Una vez alcanzada la independencia, la Constitución del Estado belga del 7 de febrero de 1831, aunque sin ratificar el Concordato, aceptó su contenido y sentó las bases de la relación Estado-Iglesia, que vinculó a la Iglesia con las alternas vicisitudes de la política, y así se llegó a la situación actual.

En efecto, los artículos 19, 20 y 21 de la Constitución actualmente en vigor sancionan la libertad de expresión religiosa, y el artículo 181 establece que el Estado Federal se encarga del financiamiento de los ministros de culto, como párrocos, imanes y rabinos. En cambio, los gastos de los edificios de culto (como iglesias, mezquitas y sinagogas) están sufragados, en gran parte, por las regiones y los municipios (el 80% para las iglesias monumentales y el 30% para las demás iglesias).

En el Parlamento flamenco, a principios de octubre de 2021, se discutió sobre los criterios para acelerar el cierre al culto de las iglesias que no se están utilizando, y para planificar su reutilización para fines no eclesiásticos, y se pidió a las autoridades municipales que tomaran la cuestión en sus manos. El plan del mismo Parlamento es, en efecto, el de reducir las financiaciones de las autoridades civiles para las iglesias, dada la disminuida relevancia social de la religión católica. Se observó, de hecho, en la “Nota de principio. Un futuro para las iglesias parroquiales flamencas” del 2011, que “participan en la Misa semanal aproximadamente 250.000 flamencos, o sea, el 5% de la población de Flandes”.

En una entrevista del 2017 concedida a una revista flamenca, el cardenal De Kesel, tras recordar que las iglesias son propiedad de los municipios o de la kerkfabriek (ente público que administra los bienes de la iglesia parroquial) y no de la Iglesia, subrayaba que “la infraestructura de la Iglesia debe adaptarse a su posición real en la sociedad. No podemos mantener todas las iglesias”.
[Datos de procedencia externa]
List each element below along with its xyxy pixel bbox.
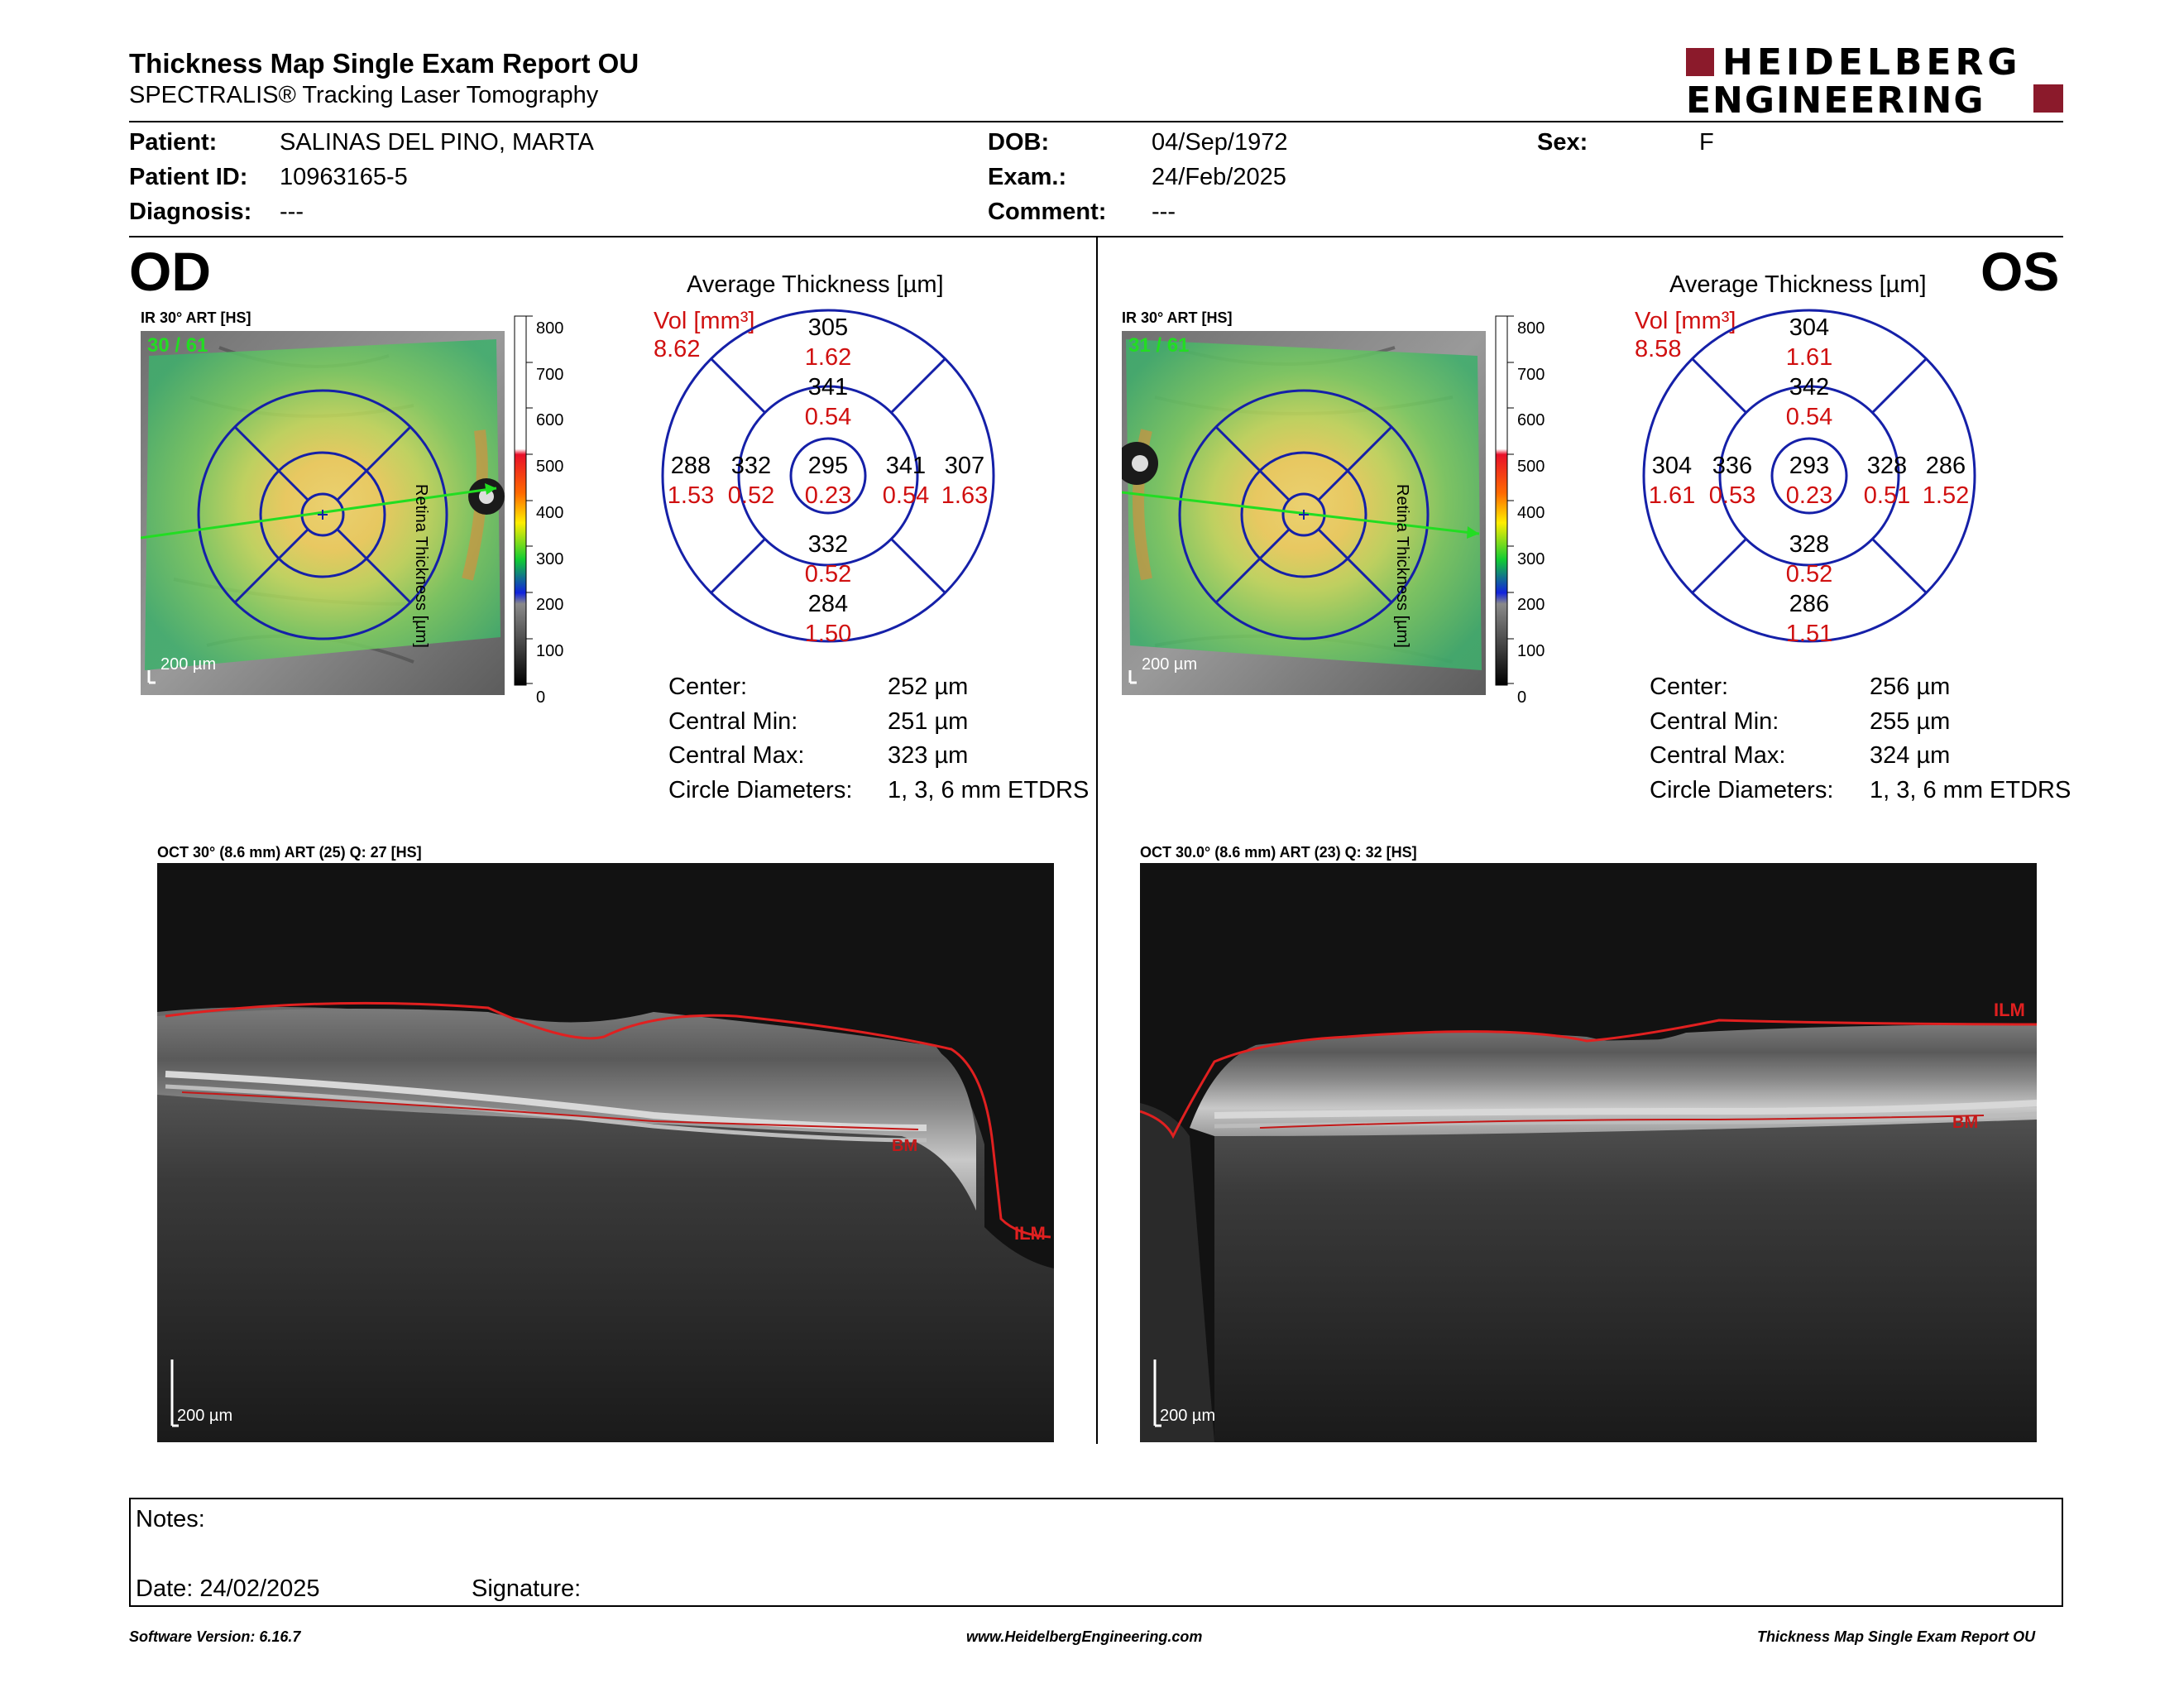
exam-label: Exam.: xyxy=(988,164,1067,190)
od-outer-left: 288 1.53 xyxy=(667,453,715,509)
patient-id-value: 10963165-5 xyxy=(280,164,408,190)
os-inner-right: 328 0.51 xyxy=(1863,453,1911,509)
report-title: Thickness Map Single Exam Report OU xyxy=(129,48,639,79)
exam-value: 24/Feb/2025 xyxy=(1152,164,1286,190)
od-ir-caption: IR 30° ART [HS] xyxy=(141,309,251,326)
os-vol-value: 8.58 xyxy=(1635,336,1682,362)
patient-label: Patient: xyxy=(129,129,218,156)
os-oct-caption: OCT 30.0° (8.6 mm) ART (23) Q: 32 [HS] xyxy=(1140,844,1417,861)
logo-line1: HEIDELBERG xyxy=(1722,41,2022,84)
od-label: OD xyxy=(129,241,211,302)
os-colorbar xyxy=(1495,315,1514,686)
logo-line2: ENGINEERING xyxy=(1686,79,1985,122)
patient-id-label: Patient ID: xyxy=(129,164,248,190)
od-stats-values: 252 µm 251 µm 323 µm 1, 3, 6 mm ETDRS xyxy=(888,674,1090,803)
os-center: 293 0.23 xyxy=(1785,453,1833,509)
od-ir-scale: 200 µm xyxy=(160,655,217,674)
os-thickness-map xyxy=(1122,331,1486,695)
diagnosis-label: Diagnosis: xyxy=(129,199,252,225)
od-center: 295 0.23 xyxy=(804,453,852,509)
os-oct-scale: 200 µm xyxy=(1160,1407,1216,1425)
os-colorbar-ticks: 800 700 600 500 400 300 200 100 0 xyxy=(1517,319,1545,707)
os-outer-superior: 304 1.61 xyxy=(1785,314,1833,371)
heidelberg-logo: HEIDELBERG ENGINEERING xyxy=(1686,41,2067,122)
od-inner-inferior: 332 0.52 xyxy=(804,531,852,587)
os-outer-right: 286 1.52 xyxy=(1922,453,1970,509)
eye-divider xyxy=(1096,237,1098,1444)
od-outer-superior: 305 1.62 xyxy=(804,314,852,371)
od-etdrs-grid xyxy=(661,309,995,643)
sex-label: Sex: xyxy=(1537,129,1588,156)
sex-value: F xyxy=(1699,129,1714,156)
od-oct-scale: 200 µm xyxy=(177,1407,233,1425)
od-avg-title: Average Thickness [µm] xyxy=(687,271,944,298)
od-ilm-label: ILM xyxy=(1014,1223,1046,1244)
website-link[interactable]: www.HeidelbergEngineering.com xyxy=(966,1628,1203,1645)
date-label: Date: 24/02/2025 xyxy=(136,1575,320,1602)
od-colorbar xyxy=(514,315,533,686)
os-inner-superior: 342 0.54 xyxy=(1785,374,1833,430)
od-outer-inferior: 284 1.50 xyxy=(804,591,852,647)
os-etdrs-grid xyxy=(1642,309,1976,643)
dob-value: 04/Sep/1972 xyxy=(1152,129,1288,156)
od-oct-caption: OCT 30° (8.6 mm) ART (25) Q: 27 [HS] xyxy=(157,844,422,861)
od-colorbar-ticks: 800 700 600 500 400 300 200 100 0 xyxy=(536,319,564,707)
os-oct-bscan xyxy=(1140,863,2037,1442)
diagnosis-value: --- xyxy=(280,199,304,225)
os-stats-values: 256 µm 255 µm 324 µm 1, 3, 6 mm ETDRS xyxy=(1870,674,2071,803)
os-outer-inferior: 286 1.51 xyxy=(1785,591,1833,647)
od-vol-label: Vol [mm³] xyxy=(654,308,755,334)
os-colorbar-label: Retina Thickness [µm] xyxy=(1393,484,1411,648)
os-label: OS xyxy=(1980,241,2060,302)
comment-value: --- xyxy=(1152,199,1176,225)
od-stats-labels: Center: Central Min: Central Max: Circle D… xyxy=(668,674,853,803)
od-outer-right: 307 1.63 xyxy=(941,453,989,509)
os-bm-label: BM xyxy=(1952,1114,1979,1132)
os-stats-labels: Center: Central Min: Central Max: Circle D… xyxy=(1650,674,1834,803)
os-avg-title: Average Thickness [µm] xyxy=(1669,271,1927,298)
dob-label: DOB: xyxy=(988,129,1050,156)
patient-value: SALINAS DEL PINO, MARTA xyxy=(280,129,594,156)
os-ir-scale: 200 µm xyxy=(1142,655,1198,674)
notes-label: Notes: xyxy=(136,1506,205,1532)
os-ir-caption: IR 30° ART [HS] xyxy=(1122,309,1233,326)
od-inner-left: 332 0.52 xyxy=(727,453,775,509)
od-bm-label: BM xyxy=(892,1137,918,1155)
signature-label: Signature: xyxy=(472,1575,582,1602)
os-outer-left: 304 1.61 xyxy=(1648,453,1696,509)
os-inner-left: 336 0.53 xyxy=(1708,453,1756,509)
od-colorbar-label: Retina Thickness [µm] xyxy=(412,484,430,648)
od-oct-bscan xyxy=(157,863,1054,1442)
footer-report-name: Thickness Map Single Exam Report OU xyxy=(1757,1628,2036,1645)
comment-label: Comment: xyxy=(988,199,1107,225)
os-inner-inferior: 328 0.52 xyxy=(1785,531,1833,587)
os-vol-label: Vol [mm³] xyxy=(1635,308,1736,334)
od-thickness-map xyxy=(141,331,505,695)
od-frames: 30 / 61 xyxy=(147,334,208,357)
os-ilm-label: ILM xyxy=(1994,1000,2025,1020)
report-subtitle: SPECTRALIS® Tracking Laser Tomography xyxy=(129,82,599,108)
notes-box[interactable]: Notes: Date: 24/02/2025 Signature: xyxy=(129,1498,2063,1607)
od-inner-right: 341 0.54 xyxy=(882,453,930,509)
od-vol-value: 8.62 xyxy=(654,336,701,362)
os-frames: 31 / 61 xyxy=(1128,334,1190,357)
software-version: Software Version: 6.16.7 xyxy=(129,1628,301,1645)
od-inner-superior: 341 0.54 xyxy=(804,374,852,430)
En base a esto, los Obispos flamencos elaboraron algunas Directrices, adjuntadas a la declaración de la Conferencia Episcopal “Los edificios sagrados. Sentido y futuro”, del 27 de junio de 2019, después de que, en el 2012, dieron prueba de su disponibilidad a colaborar elaborando ya algunas Directrices para planificar el cierre de las iglesias superfluas.

Los católicos, cada vez más marginales

La actual situación de tensión entre el Parlamento flamenco y la Iglesia flamenca no hace más que poner de manifiesto la verdadera función que desempeña la Iglesia en la sociedad; función que, por la creciente secularización, pierde su relevancia social, así que la Iglesia tiene cada vez menos influencia también en decidir en su ámbito específico, como acerca de la dimisión de las iglesias.

Los datos oficiales más recientes, publicados por la Conferencia Episcopal Belga en el 2018 en el Informe anual “La Iglesia católica en Bélgica”, nos dan una visión de la situación en la que, mientras que el 56,76% de la población se declara católica, solo el 9,42% es practicante, que corresponde a 1.071.853 personas. El período del COVID-19 ha reducido aún más este porcentaje, ya que los practicantes pertenecían a los grupos de mayor edad, más afectados por el virus.

En base al Informe anual del 2018, el número de las iglesias en función fue de 1.746 en Flandes y de 2.550 en Valonia, mientras que las cerradas al culto, entre 2012 y 2016, fueron 75. Según el Informe anual del 2019, las iglesias cerradas al culto en 2018 fueron 31; el Informe anual del 2020 registró 26 de estas en el transcurso del 2019. En total, desde el 2012 hasta el 2019, fueron cerradas al culto 132 iglesias en todo el territorio belga.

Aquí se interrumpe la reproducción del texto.